Because Phoneme pipes JSON directly into your own scripts (hooks), it pairs perfectly with local-first, text-based productivity apps:
- Obsidian: Write a hook that automatically appends your transcript to your daily note.
- Logseq / Roam Research: Format your transcript as a bullet point and append it to your journal file.
- Emacs (Org-Mode): Pipe the output directly into
org-capture. - Notion: Use a Python or PowerShell script to POST the JSON payload to the Notion API.
If Phoneme doesn't quite fit your workflow, or if you're on a different operating system, check out these excellent alternatives:
- MacWhisper & Superwhisper: Fantastic, highly polished local dictation apps built exclusively for macOS.
- AudioPen: A popular cloud-based web app that records and beautifully summarizes your thoughts.
- AquaVoice: A voice-native text editor.
Every action available in the GUI is available from the command line:
phoneme record --oneshot # record + transcribe + print
phoneme record --start # non-blocking start
phoneme record --stop # non-blocking stop
phoneme list --since 2026-05-19 # query the catalog
phoneme show 20260519T143500823 # one recording's details
phoneme export backup.zip # bulk export audio and metadata
phoneme doctor # health check
phoneme config reload # hot reload config from disk
phoneme watch # subscribe to events as JSONWe deliberately built Phoneme with a CLI-first architecture to provide you with the exact flexibility that big tech products won't. You aren't locked into our built-in global hotkeys. Advanced users can bind phoneme CLI commands to any hotkey daemon, window manager, or macro pad they prefer—whether that's AutoHotkey, Kanata, WHKD, or a Stream Deck.
Because the CLI seamlessly controls the daemon, setting up a custom workflow is as simple as making your tool shell out to phoneme record --start and phoneme record --stop!

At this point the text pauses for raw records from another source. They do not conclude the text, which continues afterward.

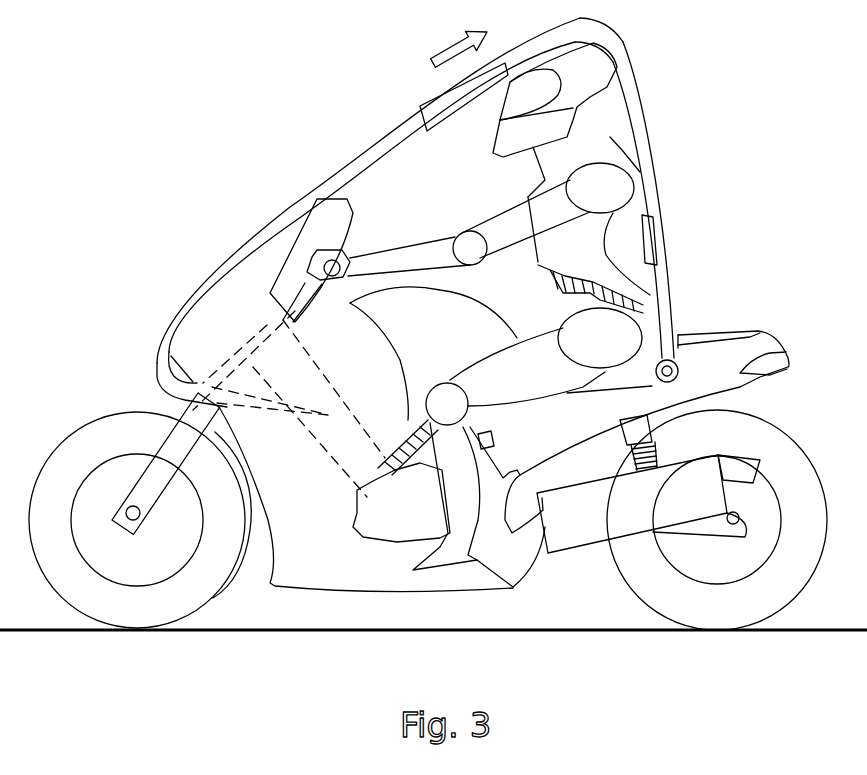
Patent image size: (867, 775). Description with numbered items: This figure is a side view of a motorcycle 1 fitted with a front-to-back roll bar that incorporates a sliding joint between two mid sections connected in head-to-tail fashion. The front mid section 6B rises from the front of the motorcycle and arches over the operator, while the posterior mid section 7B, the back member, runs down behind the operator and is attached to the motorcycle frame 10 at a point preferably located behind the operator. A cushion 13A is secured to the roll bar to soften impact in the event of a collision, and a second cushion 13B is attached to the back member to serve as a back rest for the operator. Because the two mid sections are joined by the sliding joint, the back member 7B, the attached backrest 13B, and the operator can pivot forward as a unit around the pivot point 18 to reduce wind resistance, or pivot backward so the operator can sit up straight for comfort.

The motorcycle 1 is at (438, 329).
The front mid section 6B is at (370, 143).
The posterior mid section 7B is at (628, 37).
The motorcycle frame 10 is at (357, 444).
The cushion 13A is at (666, 190).
The cushion 13B is at (633, 270).
The pivot point 18 is at (681, 371).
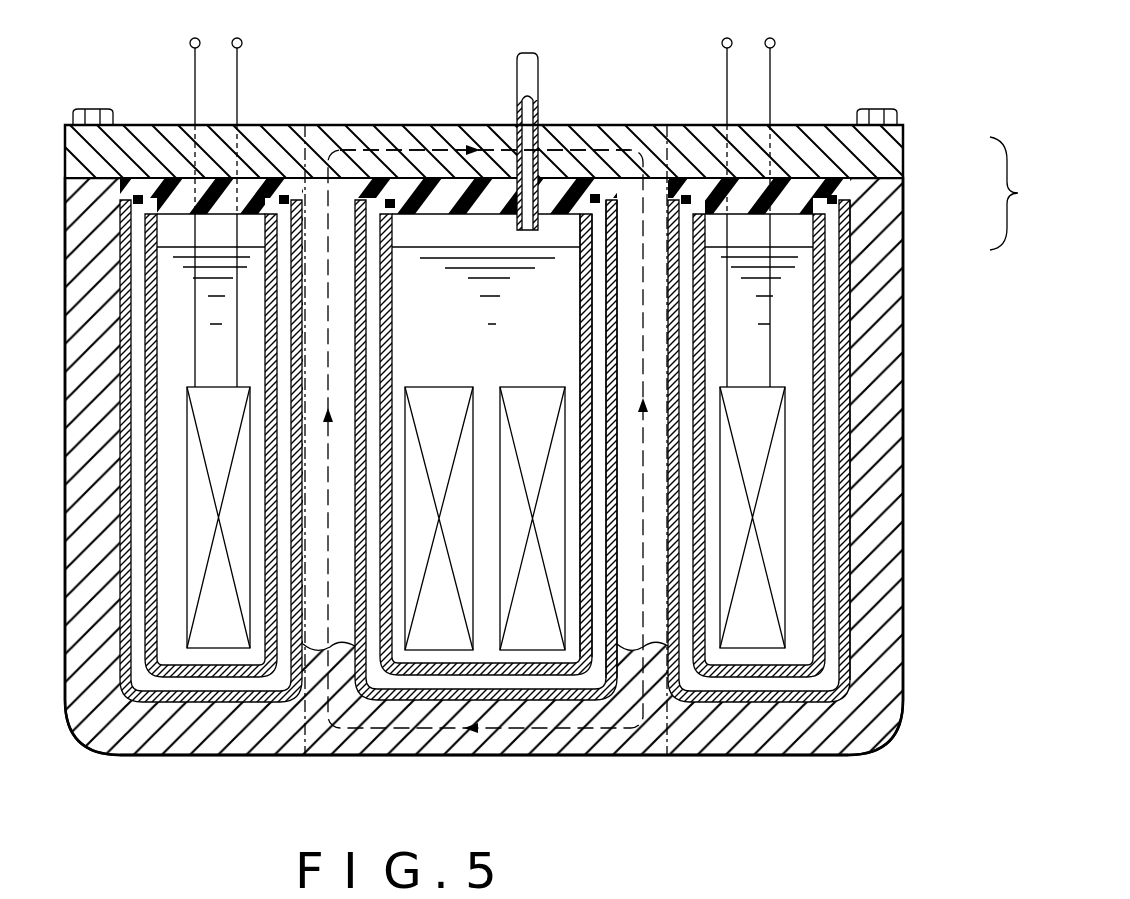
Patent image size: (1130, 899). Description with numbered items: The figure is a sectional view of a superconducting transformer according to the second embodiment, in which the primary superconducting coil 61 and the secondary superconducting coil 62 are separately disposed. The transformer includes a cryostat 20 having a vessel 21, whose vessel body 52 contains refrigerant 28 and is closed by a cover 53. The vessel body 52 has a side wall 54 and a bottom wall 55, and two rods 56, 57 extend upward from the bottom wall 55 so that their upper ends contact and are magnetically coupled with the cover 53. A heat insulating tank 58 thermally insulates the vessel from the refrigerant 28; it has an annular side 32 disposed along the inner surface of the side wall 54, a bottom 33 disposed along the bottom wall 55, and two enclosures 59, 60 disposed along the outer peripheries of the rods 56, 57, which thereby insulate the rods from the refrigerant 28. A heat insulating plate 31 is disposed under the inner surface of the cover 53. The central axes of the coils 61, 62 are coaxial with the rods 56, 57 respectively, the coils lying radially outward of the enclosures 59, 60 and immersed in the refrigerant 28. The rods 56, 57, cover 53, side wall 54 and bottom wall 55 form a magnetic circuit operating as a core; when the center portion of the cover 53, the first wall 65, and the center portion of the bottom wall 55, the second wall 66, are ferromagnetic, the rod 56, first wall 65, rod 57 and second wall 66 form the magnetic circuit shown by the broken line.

The cryostat 20 is at (1000, 275).
The vessel 21 is at (556, 187).
The refrigerant 28 is at (797, 532).
The heat insulating plate 31 is at (795, 200).
The side 32 is at (851, 598).
The bottom 33 is at (806, 700).
The vessel body 52 is at (910, 238).
The cover 53 is at (908, 166).
The side wall 54 is at (908, 410).
The bottom wall 55 is at (752, 756).
The rod 56 is at (340, 338).
The rod 57 is at (630, 342).
The heat insulating tank 58 is at (855, 340).
The enclosure 59 is at (390, 302).
The enclosure 60 is at (578, 308).
The primary superconducting coil 61 is at (218, 636).
The secondary superconducting coil 62 is at (535, 630).
The first wall 65 is at (457, 143).
The second wall 66 is at (433, 746).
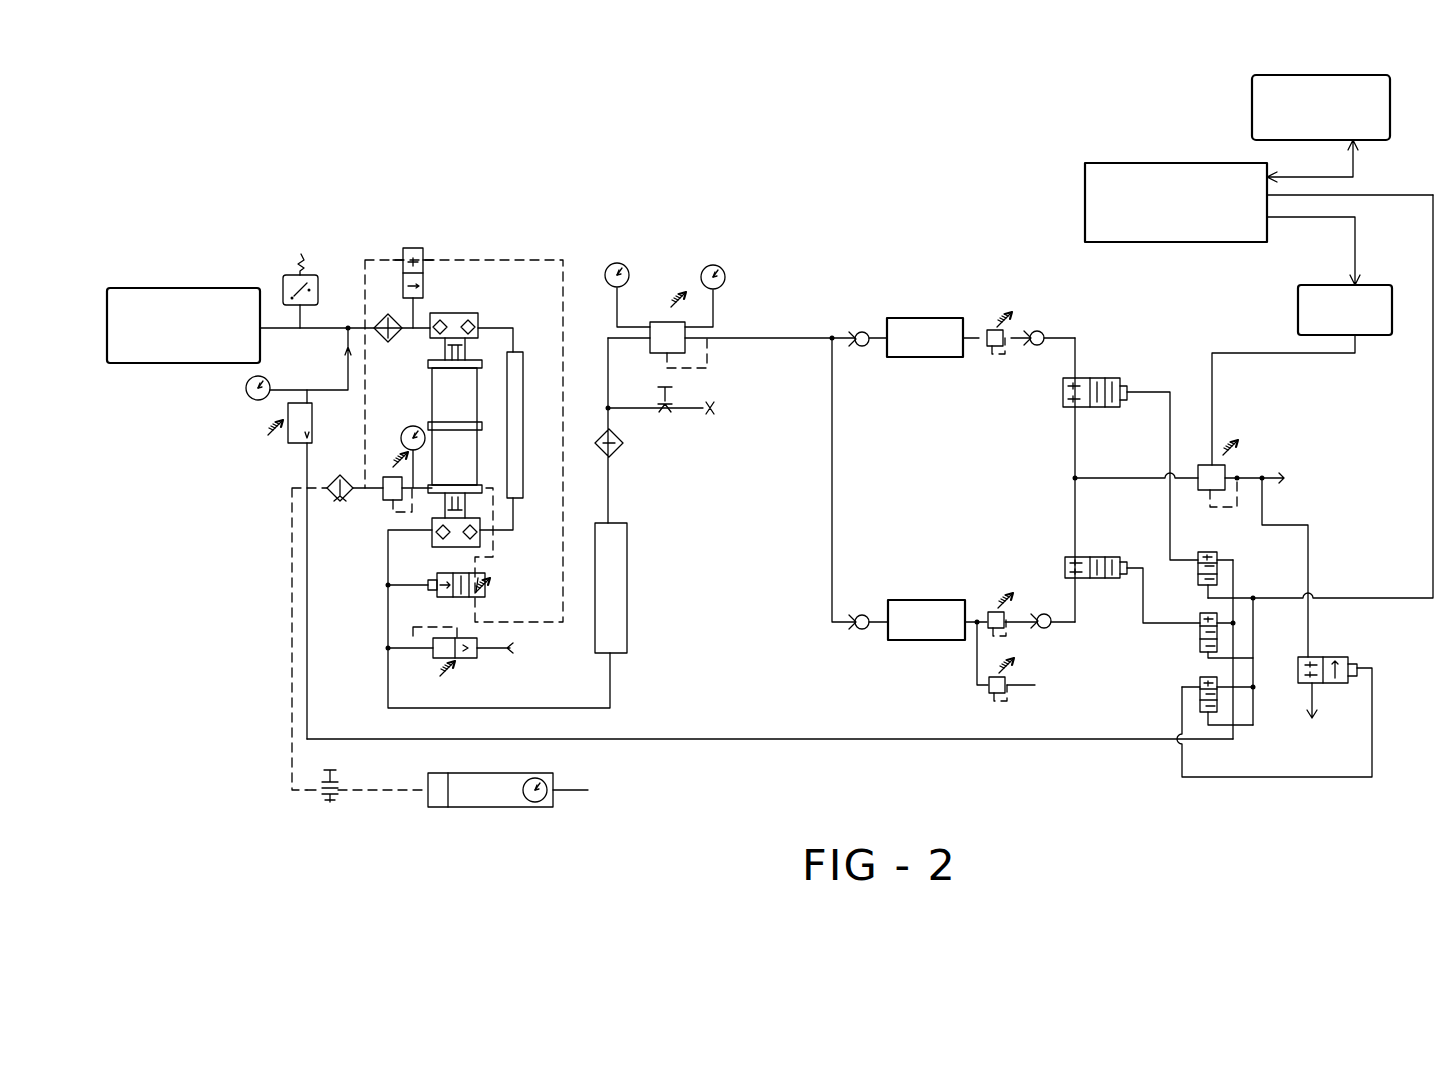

A hook is your script. Phoneme invokes it with the transcript as JSON on stdin. Ship your own or use one of the four reference hooks:
| Hook | What it does |
|---|---|
to-stdout.ps1 |
Default. Echoes the transcript to stdout. |
to-clipboard.ps1 |
Copies the transcript to the Windows clipboard instantly. |
to-org-journal.ps1 |
Appends to ~/Documents/org/journal.org (Doom Emacs / Denote). |
to-markdown-daily.ps1 |
Appends to ~/Documents/notes/YYYY-MM-DD.md (Obsidian-style). |
to-denote.ps1 |
Creates a Denote-flavored note file under ~/Documents/org/notes/. |
Chain multiple hooks under [hook] commands = ["script1.ps1", "script2.bat"], and optionally POST the JSON payload to a webhook_url simultaneously.
See docs/hooks.md for the full contract.
Three binaries, three libraries, one workspace:
┌──────────────────────────────────┐
│ phoneme-daemon │
│ (Headless: audio, queue, catalog)│
└───────────────▲──────────────────┘
│
named pipe (\\.\pipe\phoneme-daemon)
│
┌──────────────────────────────┴──────────────────────────────┐
│ │
▼ ▼
┌─────────────────┐ ┌─────────────────┐
│ phoneme │ │ phoneme-tray │
│ (CLI) │ │ (Tauri GUI) │
└─────────────────┘ └─────────────────┘
# Requirements: Rust 1.75+, Node 20+, pnpm 9+, tauri-cli 2
cd frontend && pnpm install && cd ..
cargo install tauri-cli --version "^2.0" --locked
cargo tauri buildThe MSI lands at target/release/bundle/msi/.
For development (with hot reload):
# Terminal A
cargo run -p phoneme-daemon -- --foreground
# Terminal B
cargo tauri devFor a detailed look at our upcoming features—including macOS/Linux ports, Streaming Transcription, and Bundled Ollama—please see our Roadmap.
We welcome contributions! If you're interested in helping improve Phoneme, please check out our Contributing Guide to learn how to set up the development environment, build the app, and submit pull requests.
Have a question or idea? Start a discussion.
MIT OR Apache-2.0.
Phoneme is built by @namefailed. It is not a commercial product, has no telemetry, and never will.